There are several aspects that linger for me. The most cogent is the fact that her own mother - my gran - died only in 2004. So my mother had her own mother with her (and, I'm afraid, didn't get on very well with her) for most of her life - until she was 60 years old. My mother died when I was 33. If I live even as long as my own mother did (63 years), then there will come a time in my life when she is but a distant memory, no matter how strongly I emote of her. She will represent my youth, and her death the end of it. When I remember her sharp humour and her loving embrace, it will be in my memory a time gone by, possibly one day as just a vague dream. And if I live to 84, as my gran did, she will be further away still when I reach the end of my days. The world will have moved on, and she will be an artefact of the 20th century, who lasted merely a few years into the next.

The upside: my father has done well this year. I think getting back to bridge and the community that goes with it so quickly probably saved him from disintegrating into the horrific situation of the emotionally destitute widower, so vulnerable to a sympathetic death in the twelvemonth after the horrible day. He has spent much time in that big, sometimes lonely, house, putting in bits and pieces around the place in a way that would make Sarah Beeney proud.
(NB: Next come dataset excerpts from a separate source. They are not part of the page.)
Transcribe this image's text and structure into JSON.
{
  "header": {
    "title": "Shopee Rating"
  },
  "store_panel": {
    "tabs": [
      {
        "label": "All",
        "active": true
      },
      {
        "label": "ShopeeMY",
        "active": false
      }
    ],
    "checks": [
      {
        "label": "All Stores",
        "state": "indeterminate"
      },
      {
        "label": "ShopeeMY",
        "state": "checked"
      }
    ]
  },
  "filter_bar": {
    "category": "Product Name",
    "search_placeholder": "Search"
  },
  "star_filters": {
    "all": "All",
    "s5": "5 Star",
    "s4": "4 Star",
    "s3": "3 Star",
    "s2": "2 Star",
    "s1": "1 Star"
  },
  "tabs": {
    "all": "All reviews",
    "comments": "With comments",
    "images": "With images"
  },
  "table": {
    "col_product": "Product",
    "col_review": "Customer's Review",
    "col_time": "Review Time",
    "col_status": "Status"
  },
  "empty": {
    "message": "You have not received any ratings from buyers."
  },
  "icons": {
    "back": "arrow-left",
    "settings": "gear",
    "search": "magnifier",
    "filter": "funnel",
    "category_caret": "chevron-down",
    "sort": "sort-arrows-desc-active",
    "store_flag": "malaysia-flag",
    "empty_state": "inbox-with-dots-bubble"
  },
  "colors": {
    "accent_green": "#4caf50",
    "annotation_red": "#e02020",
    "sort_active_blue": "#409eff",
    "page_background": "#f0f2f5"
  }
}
There was a time in my life when I was religious, and believed in an afterlife. No more. I believe that, when we die, we simply come to an end, and oblivion awaits, as it does for any worm, haddock or capuchin monkey. The only way in which we live after death is in the memories of others, and in the trees we have planted, the articles/books we have written, the songs we have recorded, rather than in any sense of continued self-awareness. My mother is ended, but what a time she had.

She'd have loved that fucking party though.